Шли годы, и мысли мои все чаще обращались к одному предмету: следующему переходу. Закон мною нарушен дважды, и во втором случае пройдена точка невозврата. Такой грех не искупишь, однако мир-то не разрушился. Более того, даже не утратил цельности. Так что, если не считать отсутствия подходящего тела, ничто не мешало мне совершить очередной переход. Вопрос этот стоял передо мной неотступно, и даже в мирные часы отдыха на веранде толкал к тому, чтобы наблюдать, высматривать и планировать побег из узилища. Одно мне было ясно: следующий переход я не стану, в отличие от предыдущего, совершать второпях. Нужно подыскать подходящее тело и подходящий способ.

Когда девочка эта впервые попалась мне на глаза — она рядом с матерью, посудомойкой по имени Берта, шла через двор, — было ей всего-то лет двенадцать-тринадцать. Я тогда сидел в обычной позе, потягивая ром с мятой, лимонадом и льдом. Для меня сразу стало ясно: это девочка отличается необычайной сдержанностью, томной грацией, невозмутимостью и скромностью. Она была настолько самодостаточна, что, казалось, обитает в мыльном пузыре, который в любой момент может лопнуть. Но не лопнет. Ее будто бы окружало некое волшебство.

Раньше ее тут не было, пришлось наводить справки. Выяснилось, что зовут ее Жанной. До того ее на несколько лет сдали в аренду на соседнюю плантацию. Кожа у нее была светлее, чем у работников в поле, считалось, что отец ее Дезире, — ходили слухи, что Берта была его фавориткой. Полукровок не отправляли в поля, они работали в доме.

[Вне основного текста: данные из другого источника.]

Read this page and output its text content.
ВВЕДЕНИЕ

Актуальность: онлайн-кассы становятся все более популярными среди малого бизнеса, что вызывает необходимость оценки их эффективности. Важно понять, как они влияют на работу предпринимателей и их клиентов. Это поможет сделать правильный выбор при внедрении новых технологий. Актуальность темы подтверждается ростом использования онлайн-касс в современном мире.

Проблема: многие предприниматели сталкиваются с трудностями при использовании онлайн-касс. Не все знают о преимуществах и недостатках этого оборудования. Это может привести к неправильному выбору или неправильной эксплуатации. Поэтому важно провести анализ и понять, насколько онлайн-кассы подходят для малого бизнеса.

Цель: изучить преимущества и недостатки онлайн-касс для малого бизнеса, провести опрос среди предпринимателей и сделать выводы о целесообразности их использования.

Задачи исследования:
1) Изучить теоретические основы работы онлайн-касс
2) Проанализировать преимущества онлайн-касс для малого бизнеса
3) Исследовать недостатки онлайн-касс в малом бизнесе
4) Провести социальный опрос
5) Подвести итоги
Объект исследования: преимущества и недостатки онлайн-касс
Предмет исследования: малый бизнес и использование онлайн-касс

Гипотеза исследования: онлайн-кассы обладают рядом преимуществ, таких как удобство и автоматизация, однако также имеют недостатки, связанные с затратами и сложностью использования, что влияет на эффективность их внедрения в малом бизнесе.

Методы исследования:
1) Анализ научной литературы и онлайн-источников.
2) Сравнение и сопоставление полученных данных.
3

После того первого раза она стала попадаться на глаза мне довольно часто. Притом что сама она никогда не обращала на меня внимания, меня к ней будто приковало. Я следил за каждым ее движением. Она казалась одновременно и близкой, и далекой, будто знала все, что только можно знать, но была совершенно к этому равнодушна.

Гортензия быстро распознала мой интерес к Жанне и невзлюбила ее. Несмотря на мою отталкивающую внешность, Гортензия по-прежнему пылала ко мне любовью — возможно, потому, что любовь эта так и не нашла удовлетворения. Она попросила отца убрать девчонку из дома, но Дезире в кои-то веки отказался потакать ее прихоти. Даже встал на мою защиту, назвав мое поведение доказательством того, что я настоящий полнокровный француз, и его это доказательство обрадовало, поскольку он всегда сомневался в моих мужских свойствах. Я, разумеется, все отрицал. На деле, у Гортензии были все основания ревновать, вот только она неверно истолковала суть моего желания. Бронзоватый оттенок девичьей кожи, сдержанность Жанны, ее юность, — когда я на нее смотрел, меня не одолевала похоть, поскольку мое огрузневшее тело давно уже не способно было к порывам страсти. То было узнавание. Она напоминала мне саму себя, ту девочку, которой я была много жизней назад.